16 Aug 2022

Sustainability and technology in design: architect Mario Cucinella

From Nine To Noon, 9:30 am on 16 August 2022

Mario Cucinella is an architect whose work is at the nexus of sustainability and technology.

Based in Milan, Italy, some of his notable projects include an eco-residential 3D-printed building using clay, a hospital with 'smog eating' ceramic fins and a nursery school grounded in nature.

Designing buildings which need few energy inputs is a “pillar” of architecture, Cucinella told Nine to Noon.  

“If you're looking at the past, at the history, when there was no energy available, architects designed buildings in empathy with the climate, so the design was fantastic, and so different for different latitudes.

Mario Cucinella

Photo: Mario Cucinella

“It's one of the fundamental elements of designing buildings, how you can relate it to your climate because that's the only energy available.”

The past and modern technology can inform how we build, he says.

“I think we need to look in our past, and not in a nostalgic way, but to see how we did it before, how we designed buildings with no energy and you discover then the key point is how you design your building, the architecture, how the architect is able to control the daylight and increase the ventilation and insulate the building.”

One of his projects used locally sourced clay and 3d printing. The result was a building which needed no energy to heat or cool, he says.

The shape is made so the clay will stay together, and we can make this building with no mechanical services, it is free running, so it's very well insulated, but at the same time, it’s ventilated.

“I think the shape that came out is something that looks like a pre-historical building, but at the same time so modern.”

He says the building had a powerful effect on him.

Mario Cucinella

3D printed house using clay Photo: Mario Cucinella

“When I visited the building when it is finished, I tell you it’s the emotion to find that this relationship with material now, you feel the earth, you feel the wood, you feel the concrete.

“So, I was inside of this dome, and I get some emotion from my DNA now, as a human, it’s back to our history, you know, and I was really impressed.”

Building with locally available materials will dramatically reduce the emissions associated with construction, he says.

“This is another approach now, instead of transporting all the material you analyse the material locally and then see how much you need to make it structurally sound, because you need to make buildings that stand up and protect from the rain.

“And I think that there is a different process to see how to use local material because the impact of building construction is huge in terms of CO2 emissions, transport and materials and the construction time.

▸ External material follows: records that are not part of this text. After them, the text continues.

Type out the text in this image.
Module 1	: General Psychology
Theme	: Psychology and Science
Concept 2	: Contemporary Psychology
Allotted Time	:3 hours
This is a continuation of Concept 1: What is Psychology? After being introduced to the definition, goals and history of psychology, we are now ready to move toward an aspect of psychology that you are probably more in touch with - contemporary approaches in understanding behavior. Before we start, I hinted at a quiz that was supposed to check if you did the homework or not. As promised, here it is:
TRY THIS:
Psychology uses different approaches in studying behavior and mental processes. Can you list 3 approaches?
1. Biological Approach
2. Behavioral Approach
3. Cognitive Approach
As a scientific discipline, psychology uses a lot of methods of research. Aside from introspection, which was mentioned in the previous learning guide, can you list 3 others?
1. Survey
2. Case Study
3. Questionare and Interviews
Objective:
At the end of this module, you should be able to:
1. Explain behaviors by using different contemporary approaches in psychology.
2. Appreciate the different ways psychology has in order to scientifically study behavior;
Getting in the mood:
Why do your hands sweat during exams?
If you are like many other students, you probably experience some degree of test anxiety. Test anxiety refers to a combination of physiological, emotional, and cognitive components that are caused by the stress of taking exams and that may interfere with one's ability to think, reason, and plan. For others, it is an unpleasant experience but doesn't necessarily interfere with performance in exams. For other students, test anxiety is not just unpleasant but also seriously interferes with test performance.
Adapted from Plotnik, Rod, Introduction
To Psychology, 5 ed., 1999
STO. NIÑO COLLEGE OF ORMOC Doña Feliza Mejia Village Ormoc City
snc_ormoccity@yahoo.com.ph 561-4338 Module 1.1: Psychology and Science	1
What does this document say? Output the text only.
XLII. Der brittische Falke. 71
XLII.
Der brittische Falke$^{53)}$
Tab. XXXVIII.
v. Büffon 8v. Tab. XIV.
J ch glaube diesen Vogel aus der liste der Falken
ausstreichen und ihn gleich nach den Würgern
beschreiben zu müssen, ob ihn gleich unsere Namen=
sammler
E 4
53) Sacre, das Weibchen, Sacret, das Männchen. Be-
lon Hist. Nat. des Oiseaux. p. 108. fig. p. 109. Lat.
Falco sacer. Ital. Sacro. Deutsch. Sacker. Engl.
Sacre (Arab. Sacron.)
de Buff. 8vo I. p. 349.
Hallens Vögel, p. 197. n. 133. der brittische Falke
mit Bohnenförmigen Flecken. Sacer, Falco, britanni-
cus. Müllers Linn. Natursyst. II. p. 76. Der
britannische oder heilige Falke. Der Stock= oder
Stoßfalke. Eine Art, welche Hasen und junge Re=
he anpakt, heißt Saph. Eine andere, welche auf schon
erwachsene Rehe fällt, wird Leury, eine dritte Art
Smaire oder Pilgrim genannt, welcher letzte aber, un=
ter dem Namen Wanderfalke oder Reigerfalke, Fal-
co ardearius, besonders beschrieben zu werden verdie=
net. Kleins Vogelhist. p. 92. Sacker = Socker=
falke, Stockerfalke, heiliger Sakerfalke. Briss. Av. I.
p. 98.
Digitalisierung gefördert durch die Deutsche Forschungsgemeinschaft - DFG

“All these represent more or less 40 percent of the CO2 emissions.”

Mario Cucinella

Milan hospital with "smog eating" fins. Photo: Mario Cucinella

He designed a hospital in Milan which needed much less energy to run and had an anti-smog system, he says.

“A hospital is a very consuming machine because it’s working 24 hours a day; this new generation of building is made by two very simple principles, 70 percent of the hospital is very high insulation, so you require less energy, less cooling, less heating which is mean representing a huge amount of numbers in terms of cost, of course, also the emissions,

“But then the skin outside of the building is louvres, vertical louvres in ceramic, and these ceramics contain titanium molecular so the pollution touches this material and is transformed into salt, so when it’s raining it’s washed away the pollution and transforming that in kind of safe material.”

One of his favourite projects was building a kindergarten, he says, he still has strong memories of the one he attended.

“It was designed by a modern modernist architect, Italian architects, and I remember the proportion, the lighting and maybe this is memory remains in my brain for so long.

“So I think when we design a building for kids, you must know that you are going to create a memory.”

His kindergarten was made from wood and resembled, he says, a whale or a boat.

“It is not a room, a square like home, no this is a place they can imagine something else.

“So, you go into school, and then you increase your imaginations, it looks like a boat, it looks like a whale and this help kids to create their own imagination and memory.”

This is his favourite kind of work, he says.

"We designed buildings from the 1940s called Reggio Children which is a model copied many parts of the world.

"And this guy [Reggio Emilia] said the architecture is the third educator, because you're going inside a building and the building tells you something, the space, the light, the way you can move inside, all these is high responsibility for an architect when we design these kinds of buildings.”

Mario Cucinella

Nursery school grounded in nature Photo: Mario Cucinella

Mario Cucinella is in Auckland for the Institute of Architects conference this week.